Imran Khan's Deal Done?

The military is thought to have backed Imran Khan to be the next president of Pakistan but while he is popular in Britain, he is less so in Pakistan

The military is thought to have backed Imran Khan to be the next president of Pakistan but while he is popular in Britain, he is less so in Pakistan

You cannot rule without doing a deal with the army, a prominent PPP politician told Christina Lamb, then FT correspondent in Islamabad, in 1990 and very little has changed in Pakistan. Imran Khan after 15 years out in the cold after the founding of his Tehreek-e-Insaf (Movement for Justice) party in 1996 is considered to be the military's first choice. That he did not have any political clout in those years is because, as the army reminded him, his party was disorganised, chaotic and lacking unity, a description they have always applied to any opposition, civil or political, that they don't like, or which is inconvenient to them. Khan was his sole party member with a seat in the National Assembly, 2002-2007. On paper it is the unlikely equivalent of Caroline Lucas of the Green party becoming prime minister at the next election.

Internationally Khan is thought of as a man of drive and perseverance and neither of these qualities are in question. The same year that he launched his political party, he drove through the funding and building of the country's NHS equivalent of a cancer hospital, the Shaukat Khanum Memorial Cancer Hospital & Research Centre which provides free care to all regardless of whether they can pay. He was prominent in the aid and charity work that followed the 2005 earthquake and the 2010 floods. He has rightly made corruption in the state (but no mention of the army) the main focus of the party. He voices many Pakistanis' anger about the role of the US of exacerbating violence and extremism in the country after 9/11 - voices from Sherard Cowper-Cowles to Rory Stewart have said consistently that the American presence in Afghanistan and the FATA tribal regions has made a bad situation worse. But the 'deal done' with the army should come with cautions.

In Pakistan and in response to the uncritical acclaim that has greeted his media appearances in Britain people complain that he is not standing for the House of Commons.

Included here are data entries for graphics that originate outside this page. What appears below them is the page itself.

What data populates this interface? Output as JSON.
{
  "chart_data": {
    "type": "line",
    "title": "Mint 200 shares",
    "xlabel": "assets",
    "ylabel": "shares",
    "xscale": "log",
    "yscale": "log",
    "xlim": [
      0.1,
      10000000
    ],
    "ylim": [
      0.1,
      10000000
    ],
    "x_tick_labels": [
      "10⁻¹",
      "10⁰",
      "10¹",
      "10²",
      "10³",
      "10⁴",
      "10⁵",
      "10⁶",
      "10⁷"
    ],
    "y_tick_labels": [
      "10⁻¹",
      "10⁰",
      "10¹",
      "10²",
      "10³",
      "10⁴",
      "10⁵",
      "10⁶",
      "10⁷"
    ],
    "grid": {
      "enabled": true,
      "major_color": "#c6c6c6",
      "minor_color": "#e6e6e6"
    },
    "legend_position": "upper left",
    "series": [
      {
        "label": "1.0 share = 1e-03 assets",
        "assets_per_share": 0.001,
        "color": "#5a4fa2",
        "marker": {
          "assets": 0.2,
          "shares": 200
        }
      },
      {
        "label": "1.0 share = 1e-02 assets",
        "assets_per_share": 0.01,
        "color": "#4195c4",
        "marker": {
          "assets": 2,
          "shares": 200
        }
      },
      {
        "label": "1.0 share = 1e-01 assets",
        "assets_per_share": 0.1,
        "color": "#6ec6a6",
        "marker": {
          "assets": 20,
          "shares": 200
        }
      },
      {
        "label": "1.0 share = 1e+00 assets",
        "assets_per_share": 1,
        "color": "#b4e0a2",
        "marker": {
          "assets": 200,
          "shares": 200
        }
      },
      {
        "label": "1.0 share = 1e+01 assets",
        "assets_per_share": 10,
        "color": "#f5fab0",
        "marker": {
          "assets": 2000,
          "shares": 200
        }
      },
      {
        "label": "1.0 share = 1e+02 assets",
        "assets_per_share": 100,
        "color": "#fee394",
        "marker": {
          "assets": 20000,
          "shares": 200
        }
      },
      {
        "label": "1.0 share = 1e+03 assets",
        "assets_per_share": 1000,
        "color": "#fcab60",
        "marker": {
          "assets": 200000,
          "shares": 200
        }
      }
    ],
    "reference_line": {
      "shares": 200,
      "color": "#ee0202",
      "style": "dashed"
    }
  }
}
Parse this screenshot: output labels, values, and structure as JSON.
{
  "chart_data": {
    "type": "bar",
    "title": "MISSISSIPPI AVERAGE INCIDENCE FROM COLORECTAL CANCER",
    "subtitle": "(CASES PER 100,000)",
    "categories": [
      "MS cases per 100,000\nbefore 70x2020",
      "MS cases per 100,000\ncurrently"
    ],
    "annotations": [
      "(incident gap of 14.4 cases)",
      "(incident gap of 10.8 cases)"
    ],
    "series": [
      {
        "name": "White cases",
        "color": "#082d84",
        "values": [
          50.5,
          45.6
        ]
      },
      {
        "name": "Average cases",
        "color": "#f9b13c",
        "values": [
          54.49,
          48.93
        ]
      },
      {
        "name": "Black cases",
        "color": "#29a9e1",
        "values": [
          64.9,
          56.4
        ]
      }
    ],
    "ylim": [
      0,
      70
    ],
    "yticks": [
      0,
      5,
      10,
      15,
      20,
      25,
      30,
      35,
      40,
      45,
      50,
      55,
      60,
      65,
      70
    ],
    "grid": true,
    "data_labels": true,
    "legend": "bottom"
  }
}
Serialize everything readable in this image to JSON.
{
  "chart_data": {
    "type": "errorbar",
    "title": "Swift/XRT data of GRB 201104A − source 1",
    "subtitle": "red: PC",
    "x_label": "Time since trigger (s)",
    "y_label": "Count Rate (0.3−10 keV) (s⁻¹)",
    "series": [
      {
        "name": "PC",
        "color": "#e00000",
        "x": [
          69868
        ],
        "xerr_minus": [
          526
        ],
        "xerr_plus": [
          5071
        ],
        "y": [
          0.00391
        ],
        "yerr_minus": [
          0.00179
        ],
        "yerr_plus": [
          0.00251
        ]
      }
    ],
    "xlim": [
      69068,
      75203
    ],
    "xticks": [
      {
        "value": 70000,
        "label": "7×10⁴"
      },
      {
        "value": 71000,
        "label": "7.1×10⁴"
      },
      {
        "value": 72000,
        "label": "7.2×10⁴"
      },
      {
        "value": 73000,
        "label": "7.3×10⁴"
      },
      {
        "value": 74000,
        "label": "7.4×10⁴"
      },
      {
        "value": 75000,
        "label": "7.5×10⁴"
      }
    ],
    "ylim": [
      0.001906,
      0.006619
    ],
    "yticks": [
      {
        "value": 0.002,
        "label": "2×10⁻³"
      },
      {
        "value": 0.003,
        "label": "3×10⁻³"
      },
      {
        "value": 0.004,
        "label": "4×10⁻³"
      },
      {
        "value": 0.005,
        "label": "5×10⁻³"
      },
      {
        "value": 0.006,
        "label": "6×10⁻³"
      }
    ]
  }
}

The BBC news story that UK aid should be cut brought this response from twitter in Pakistan: 'Imran Khan calls for Britain to cut aid to Pakistan bec it fuels corruption. Killing poor to end poverty?' 'Cut aid 2 kill corruption, not the poor. I'm not a huge PTI fan but sometimes his criticisms are just for the sake of criticizing'. 'Imran Khan calls for Britain to cut aid to Pakistan. In other news: cricket player plays football, scores own goals'. Criticising other political parties for corruption, when if they achieve power end up equally hamstrung by the military's control, is old hat in Pakistan. To a British audience it looks fresh and novel.

At a personal level Khan is well known for the stray bees in his bonnet which distract from larger concerns. In an interview with the Guardian last week, Stuart Jeffries points out that abolishing private education in Pakistan is part of his party agenda, although Khan was educated at its leading private school, Aitchison College. Say what you will but Pakistan's independent day and boarding schools and universities have produced more civil minded, energetic, non-political citizens of Pakistan than any other institution; Khan himself in 2008 spoke to the New Statesman about creating an Oxbridge style university (like his hospital, open to all) in his former constituency of Mianwali. The difficulty is that there is sometimes clear blue water between Khan and his party, and education is one of the areas.

Secondly the reform that the country needs is to have the army not only fighting extremism, which they do, but to turn their bloated funding and manpower to restoring the country's civic infrastructures: engineering projects in Sindh to prevent flooding, a proper national electricity grid, schools, hospitals, roads and harnessing solar power. Not so much an army back to barracks, but doing something to help its citizens.

Thirdly, state building is about keeping what is good and sound and building up from that position. It's about slow careful change, not fast revolutions.

Reservations about Imran Khan are that he gets sidetracked by his personal annoyances and they become a point of principle; he is thought capable of going off on tangents. His party has more hardline agendas than he does. Despite his aristocratic Urdu, he is little more than a clumsy Pashtu speaker. Despite a following of young educated people in the universities (an irony, perhaps) he has failed to capture his country's imagination. Crowds of five thousand turn up for his rallies, but this is small fry. Given the likelihood of being squeezed between the army and his own party, Pakistan's English language media are sceptical of his ability to be a statesman, to protect the country's rich culture - that provides Pakistan's social glue across class and income - and to be a committed civil libertarian and humanitarian.

On the plus side, if he can say one thing and do another - campaign in bad poetry, govern in good prose - he may just be able to help initiate change in the country. The fact remains that his political nous would be far better tested and the results better for the country if it was initially in coalition.